Krank stirbt sich besser!

Kommentar zum Gesundheitswesen

„Nein“, hatte der Vater gesagt, „es gibt keine Hexen, Riesen und Geister, dies alles sind Märchen- und Fabelwesen“. Für eine Weile war ich durch diesen Bescheid ruhig gestellt und lebte geborgen im Reich der durchschnittlichen kindlichen Fantasie. Was jedoch musste ich eines Abends einem elterlichen Gespräch am Tischlein-deck-Dich entnehmen: Die nette Frau Leonhardt aus dem Nachbarhaus arbeite als Sekretärin beim Gesundheitswesen! Mit einer gewissen Scheu, aber viel Respekt, begegnete ich von Stund’ an der netten Frau Leonhardt, die jeden Morgen zum Dienst ins Vorzimmer des Gesundheitswesens musste, welches meiner Vorstellung nach eine Mischung aus Hexe und Riese war und mit einer Spritze in der Hand sowie donnernder Stimme der Frau Leonhardt Rezepte für Salben und Hustensaft in die Schreibmaschine diktierte.

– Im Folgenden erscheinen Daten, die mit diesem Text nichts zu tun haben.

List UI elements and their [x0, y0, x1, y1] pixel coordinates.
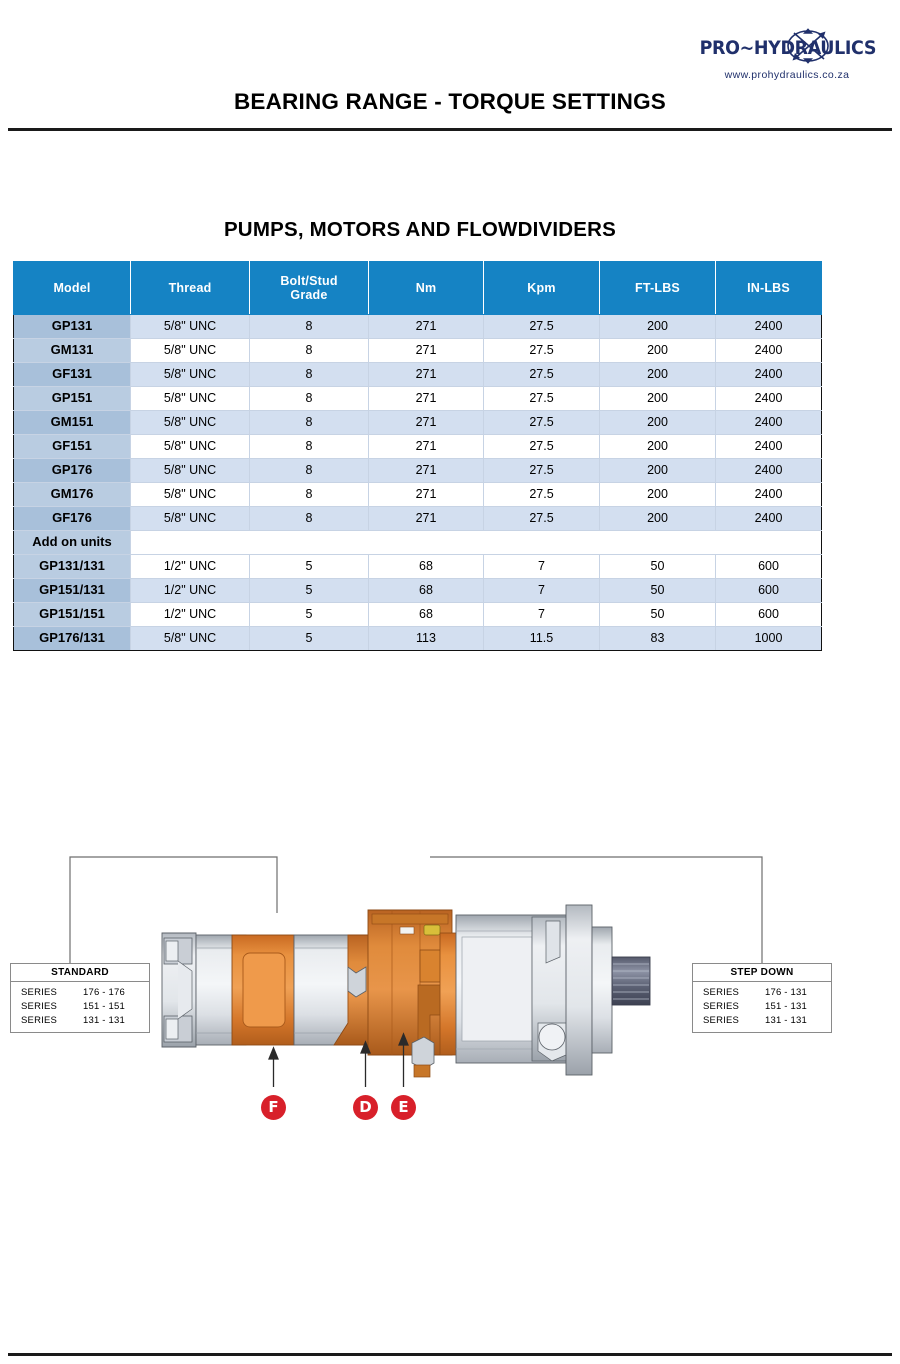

Viele Jahre waren seither vergangen. Die letzen 28 davon hatte ich als starker Raucher verbracht und erkrankte folgerichtig an Hodenkrebs. Vermutlich ebenso folgerichtig droht einem langjährig onanierenden Nichtraucher der Lungenkrebs. Man sollte Pornovideos mit einer entsprechenden Warnung versehen, ähnlich den Verbrauchertipps auf Zigarettenschachteln, deren Stil mich stets ein wenig an Chuck Norris-Facts erinnert. Mein Lieblings-Chuck Norris-Fact ist übrigens dieser: Chuck Norris isst keinen Honig – Chuck Norris kaut Bienen!

Jedenfalls musste ich beim Gesundheitswesen antreten und erblickte gleich an der Pforte der Klinik ein Schild, auf dem geschrieben stand, Privatpatienten mögen sich im Sekretariat des Klinikdirektors melden. Als Kassen-Assi ging mich das nun nichts an, aber gern hätte ich der netten Frau Leonhardt Guten Tag gesagt – allerdings dürfte sie längst in Rente gegangen oder wegen jahrelangem Missbrauchs von Blaupapier an Brustkrebs verendet sein. So ließ ich es bleiben.

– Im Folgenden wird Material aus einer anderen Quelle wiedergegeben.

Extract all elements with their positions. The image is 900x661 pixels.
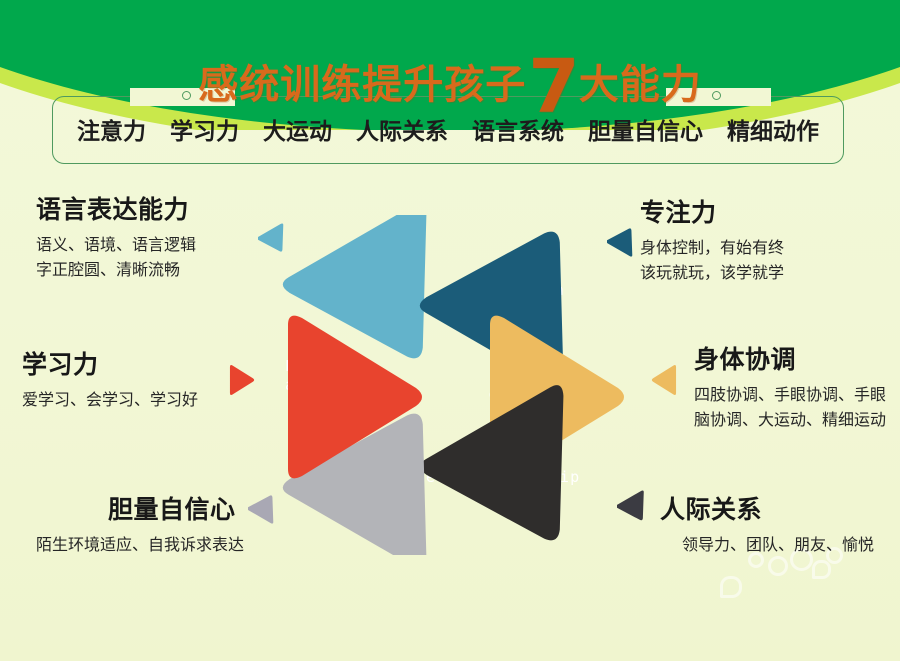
block-attention: 专注力 身体控制，有始有终 该玩就玩，该学就学 — [640, 193, 784, 286]
block-title: 专注力 — [640, 193, 784, 229]
marker-confidence-icon — [248, 490, 282, 524]
keyword-item: 大运动 — [263, 119, 332, 145]
marker-language-icon — [258, 223, 292, 257]
block-title: 学习力 — [22, 345, 198, 381]
block-line1: 陌生环境适应、自我诉求表达 — [36, 533, 244, 558]
block-physical: 身体协调 四肢协调、手眼协调、手眼 脑协调、大运动、精细运动 — [694, 340, 886, 433]
block-line2: 该玩就玩，该学就学 — [640, 261, 784, 286]
block-line1: 身体控制，有始有终 — [640, 236, 784, 261]
petal-diagram — [262, 215, 642, 555]
block-line1: 四肢协调、手眼协调、手眼 — [694, 383, 886, 408]
marker-learning-icon — [224, 363, 258, 397]
block-line1: 爱学习、会学习、学习好 — [22, 388, 198, 413]
block-language: 语言表达能力 语义、语境、语言逻辑 字正腔圆、清晰流畅 — [36, 190, 196, 283]
block-relationship: 人际关系 领导力、团队、朋友、愉悦 — [660, 490, 874, 558]
title-suffix: 大能力 — [579, 62, 702, 108]
block-line1: 领导力、团队、朋友、愉悦 — [682, 533, 874, 558]
keyword-item: 学习力 — [170, 119, 239, 145]
marker-attention-icon — [607, 223, 641, 257]
marker-relationship-icon — [617, 490, 653, 526]
title-prefix: 感统训练提升孩子 — [198, 62, 526, 108]
infographic-poster: 感统训练提升孩子7大能力 注意力 学习力 大运动 人际关系 语言系统 胆量自信心… — [0, 0, 900, 661]
block-line1: 语义、语境、语言逻辑 — [36, 233, 196, 258]
watermark-dot — [720, 576, 742, 598]
block-line2: 字正腔圆、清晰流畅 — [36, 258, 196, 283]
block-title: 人际关系 — [660, 490, 874, 526]
keyword-item: 精细动作 — [727, 119, 819, 145]
block-title: 身体协调 — [694, 340, 886, 376]
block-title: 语言表达能力 — [36, 190, 196, 226]
block-title: 胆量自信心 — [108, 490, 244, 526]
keyword-item: 注意力 — [77, 119, 146, 145]
keyword-item: 胆量自信心 — [588, 119, 703, 145]
watermark-dot — [812, 560, 831, 579]
block-learning: 学习力 爱学习、会学习、学习好 — [22, 345, 198, 413]
page-title: 感统训练提升孩子7大能力 — [0, 52, 900, 110]
marker-physical-icon — [648, 363, 682, 397]
watermark-dot — [768, 556, 788, 576]
block-line2: 脑协调、大运动、精细运动 — [694, 408, 886, 433]
block-confidence: 胆量自信心 陌生环境适应、自我诉求表达 — [36, 490, 244, 558]
keyword-item: 人际关系 — [356, 119, 448, 145]
keyword-list: 注意力 学习力 大运动 人际关系 语言系统 胆量自信心 精细动作 — [52, 112, 844, 146]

Auch ohne Frau Leonhardts Unterstützung lief es beim Gesundheitswesen wie geschmiert. Zwar bekam ich es nie zu Gesicht, aber schon ein Jahr später, um einige Nahtod-Erfahrungen reicher sowie mit einer Brokkoli-Allergie gesegnet, kehrte ich in die gewerbliche Arbeitnahme zurück. Da man mich zur Rettung meines Lebens planmäßig mit chemischen Kampfstoffen aus Kaisers Zeiten vergiftet und dann wieder aufgepäppelt hatte, bin ich heute nicht nur gesund und munter wie ein Gonokokkus im Taufbecken, sondern auch resistent gegen alle Gifte der Welt, mit Ausnahme von Brokkoli.

Mögen andere ruhig eine Party verlassen, wenn das Koks alle ist – ich stibitze mir dann stets die Domestos-Flasche aus dem Badezimmer und mache es mir damit in einer ruhigen Ecke gemütlich. Schon nach wenigen Schlucken werden meine Augen mit Farbkontrasten verwöhnt, für die Gauguin oder Toulouse-Lautrec lange mit der Grünen Fee tanzen mussten. Einmal war kein Domestos im Hause und ich musste mit Ajax vorlieb nehmen. Eine schöne Entdeckung. Nach einer halben Flasche Ajax sprach ich perfekt Niederländisch mit Amsterdamer Akzent.
Um es also ganz kurz zu sagen: Es gibt keinen Grund, allzu gesund zu leben: man gefährdet den Arbeitsplatz des armen Gesundheitswesens, bekommt nur die Hälfte des Spaßes, den man haben kann, und außerdem wahrscheinlich sowieso den falschen Krebs!